Home  >  115 CFA  >  115.070.01.05 Fixed Income - Reading 42 - 5. Bonds with Contingency Provisions

5. Bonds with Contingency Provisions

f. describe contingency provisions affecting the timing and/or nature of cash flows of fixed-income securities and identify whether such provisions benefit the borrower or the lender.

What is an embedded option? An embedded option is a provision in a bond indenture that gives the issuer and/or the bondholder an option to take some action against the other party.

What is a callable bond? A bond issue that permits the issuer to call or refund an issue prior to the stated maturity date is referred to as a callable bond.

What is a deferred call? Typically, call provisions have a deferment period; that is, the issuer may not call the bond for a number of years until a specified first call date is reached.

What are the three types of callable bond exercise styles? 1. American call: any time starting on the first call date 2. European call: once on the call date 3. Bermuda-style call: on predetermined dates following the call protection period

What is a putable bond? A put option grants the bondholder the right to sell the issue back to the issuer at a specified price (“put price”) on designated dates.
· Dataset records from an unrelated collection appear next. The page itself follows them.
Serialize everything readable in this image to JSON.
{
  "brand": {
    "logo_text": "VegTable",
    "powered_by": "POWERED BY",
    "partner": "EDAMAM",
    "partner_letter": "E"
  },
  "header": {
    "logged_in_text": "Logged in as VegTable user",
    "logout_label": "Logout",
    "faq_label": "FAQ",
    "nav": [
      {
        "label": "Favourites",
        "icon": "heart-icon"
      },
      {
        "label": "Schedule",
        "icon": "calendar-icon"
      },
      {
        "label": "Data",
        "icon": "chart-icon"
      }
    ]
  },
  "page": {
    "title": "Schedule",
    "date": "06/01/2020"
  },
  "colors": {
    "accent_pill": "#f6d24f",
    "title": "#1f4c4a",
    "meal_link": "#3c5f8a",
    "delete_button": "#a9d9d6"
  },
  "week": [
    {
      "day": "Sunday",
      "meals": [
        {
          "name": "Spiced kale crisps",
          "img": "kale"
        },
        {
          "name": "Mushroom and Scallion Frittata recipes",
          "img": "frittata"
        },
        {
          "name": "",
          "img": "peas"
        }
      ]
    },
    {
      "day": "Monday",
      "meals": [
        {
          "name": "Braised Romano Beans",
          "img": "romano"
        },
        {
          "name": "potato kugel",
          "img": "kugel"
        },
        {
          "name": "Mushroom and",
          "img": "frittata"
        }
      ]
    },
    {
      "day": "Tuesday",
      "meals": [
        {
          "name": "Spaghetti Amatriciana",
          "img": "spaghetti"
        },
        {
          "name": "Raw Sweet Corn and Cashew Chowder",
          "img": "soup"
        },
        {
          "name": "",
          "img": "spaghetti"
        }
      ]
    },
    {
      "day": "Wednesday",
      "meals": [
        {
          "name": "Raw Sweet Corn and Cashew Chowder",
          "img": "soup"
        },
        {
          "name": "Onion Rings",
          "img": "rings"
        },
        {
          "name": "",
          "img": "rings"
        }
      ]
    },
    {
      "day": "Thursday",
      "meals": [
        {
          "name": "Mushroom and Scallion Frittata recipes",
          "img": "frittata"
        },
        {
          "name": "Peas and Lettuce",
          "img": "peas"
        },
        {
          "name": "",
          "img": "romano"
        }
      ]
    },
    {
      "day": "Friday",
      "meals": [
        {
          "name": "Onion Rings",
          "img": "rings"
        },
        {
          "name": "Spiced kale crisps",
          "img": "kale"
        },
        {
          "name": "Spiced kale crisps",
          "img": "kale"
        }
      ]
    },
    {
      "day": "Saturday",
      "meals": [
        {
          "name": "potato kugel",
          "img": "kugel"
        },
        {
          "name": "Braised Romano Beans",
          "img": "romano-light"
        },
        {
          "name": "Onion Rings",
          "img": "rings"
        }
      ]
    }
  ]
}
What is a convertible bond? A convertible bond is an issue that grants the bondholder the right to convert the bond for a specified number of shares of common stock.

What is the conversion price of a convertible bond? The conversion price is the price per share at which a convertible bond can be converted into common stock.

What is the conversion ratio of a convertible bond? The conversion ratio is the number of common shares each bond can be converted into.

What are warrants? Warrants are securities entitling the holder to buy a proportionate amount of stocks at some specified future date at a specified price. They are similar to call options.